Ostatnimi czasy na blogu nie pojawiały się recenzje książek, wszystko przez nadmiar filmów, które oglądam w kinie dzięki karcie unlimited, chciałam więc dodawać recenzję tego, czego akurat miałam więcej skończone. Zauważyłam jednak, że pominęłam książkę, którą skończyłam jeszcze w styczniu, a w sumie chciałabym podzielić się wrażeniami z jej lektury. Książka ta to „Służące do wszystkiego” Joanny Kuciel-Frydryczak, którą przesłuchałam w interpretacji Magdaleny Schejbal.


Jak to zwykle bywa zainteresowałam się opisem, losy kobiet (bo szczególnie o kobietach jako służących jest ta książka) w przeszłości zawsze mnie interesowały. Książka próbuję pokazać nam jak wyglądała sytuacja osób pracujących jako służba na przestrzeni lat. Oczywiście o sytuacji dowiadujemy się nie od służby, a od piśmiennych osób, u których pracowały lub osób postronnych, które były zainteresowane tematem. Niesamowite jest to, że ta opowieść już i tak jest zatrważająca momentami, a przecież nawet nie opowiadają o niej główni zainteresowani.  


Trudno tu jakkolwiek rozpocząć opis tej książki, bowiem nie ma ona wyznaczonego tematu, wyznaczonych ram czasowych. Zaburzona chronologia była jednym z problemów, które mogłabym zaznaczyć książce.
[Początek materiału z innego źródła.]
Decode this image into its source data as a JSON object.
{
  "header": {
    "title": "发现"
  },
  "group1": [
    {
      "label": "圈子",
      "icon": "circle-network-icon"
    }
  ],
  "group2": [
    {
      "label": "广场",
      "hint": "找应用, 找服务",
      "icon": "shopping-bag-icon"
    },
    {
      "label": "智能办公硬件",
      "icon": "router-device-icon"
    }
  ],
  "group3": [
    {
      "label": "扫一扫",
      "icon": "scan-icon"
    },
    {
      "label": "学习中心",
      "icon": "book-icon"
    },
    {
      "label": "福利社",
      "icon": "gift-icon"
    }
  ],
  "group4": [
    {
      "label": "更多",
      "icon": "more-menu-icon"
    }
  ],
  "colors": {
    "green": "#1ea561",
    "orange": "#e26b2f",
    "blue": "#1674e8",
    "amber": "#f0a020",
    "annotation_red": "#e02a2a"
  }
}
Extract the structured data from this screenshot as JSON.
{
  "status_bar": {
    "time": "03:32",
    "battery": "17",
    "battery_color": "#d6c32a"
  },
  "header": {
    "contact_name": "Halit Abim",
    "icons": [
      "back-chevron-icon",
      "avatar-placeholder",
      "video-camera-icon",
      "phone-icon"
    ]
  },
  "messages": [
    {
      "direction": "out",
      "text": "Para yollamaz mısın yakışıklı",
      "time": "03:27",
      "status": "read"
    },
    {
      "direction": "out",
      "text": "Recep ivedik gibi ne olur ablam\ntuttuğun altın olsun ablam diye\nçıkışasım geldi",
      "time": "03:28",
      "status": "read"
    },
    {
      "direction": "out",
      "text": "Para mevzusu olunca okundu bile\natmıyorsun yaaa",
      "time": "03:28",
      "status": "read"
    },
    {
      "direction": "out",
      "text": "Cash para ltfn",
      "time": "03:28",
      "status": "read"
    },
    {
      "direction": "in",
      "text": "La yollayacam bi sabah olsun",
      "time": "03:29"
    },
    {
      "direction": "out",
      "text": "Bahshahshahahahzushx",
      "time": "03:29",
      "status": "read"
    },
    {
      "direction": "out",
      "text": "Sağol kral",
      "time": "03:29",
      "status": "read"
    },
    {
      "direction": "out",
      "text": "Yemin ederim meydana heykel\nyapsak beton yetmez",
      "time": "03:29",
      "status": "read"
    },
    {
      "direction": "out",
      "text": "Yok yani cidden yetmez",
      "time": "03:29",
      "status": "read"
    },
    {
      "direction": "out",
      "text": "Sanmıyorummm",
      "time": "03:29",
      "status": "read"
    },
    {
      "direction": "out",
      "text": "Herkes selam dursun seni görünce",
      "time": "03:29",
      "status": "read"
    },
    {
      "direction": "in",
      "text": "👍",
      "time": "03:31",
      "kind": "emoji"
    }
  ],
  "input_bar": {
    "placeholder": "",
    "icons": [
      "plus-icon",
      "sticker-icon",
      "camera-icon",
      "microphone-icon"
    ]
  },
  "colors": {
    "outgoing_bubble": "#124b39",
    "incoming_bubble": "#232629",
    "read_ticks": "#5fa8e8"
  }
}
Trudno było dla osoby słuchającej niekiedy połapać się, o jakim okresie teraz mówimy, bo wydarzenia były po prostu rzucane i dopasowywane do tematu. Za chronologię można więc uznać dany temat, który porusza autorka. A było ich poruszanych naprawdę wiele. Od tematów błahych, czy to relacje z rodzinami, po tematy trudne jak przemoc i gwałty nawet na 15-latkach. 


Autorka ukazała, że młode dziewczyny, często ze wsi, wyruszały do miast w poszukiwaniu lepszej sytuacji dla siebie, czy swojej rodziny. Tam trafiały do agencji, w których przydzielano je do domów, które sobie tego życzyły. Służąca nie miała praw, często spała w kuchni, nie znała zasad higieny, powinna być dostępna zawsze, gdy tylko państwo sobie tego zażyczy, traktować swoich państwa z szacunkiem, a jedyną rozrywką, na jaką jej pozwalano często było jedynie wyjście do kościoła. Służba posiadała książeczki, do których jej państwo wpisywało jak przebiegała ich praca, co najbardziej ciekawe, poza państwem nikt nie miał do nich dostępu. 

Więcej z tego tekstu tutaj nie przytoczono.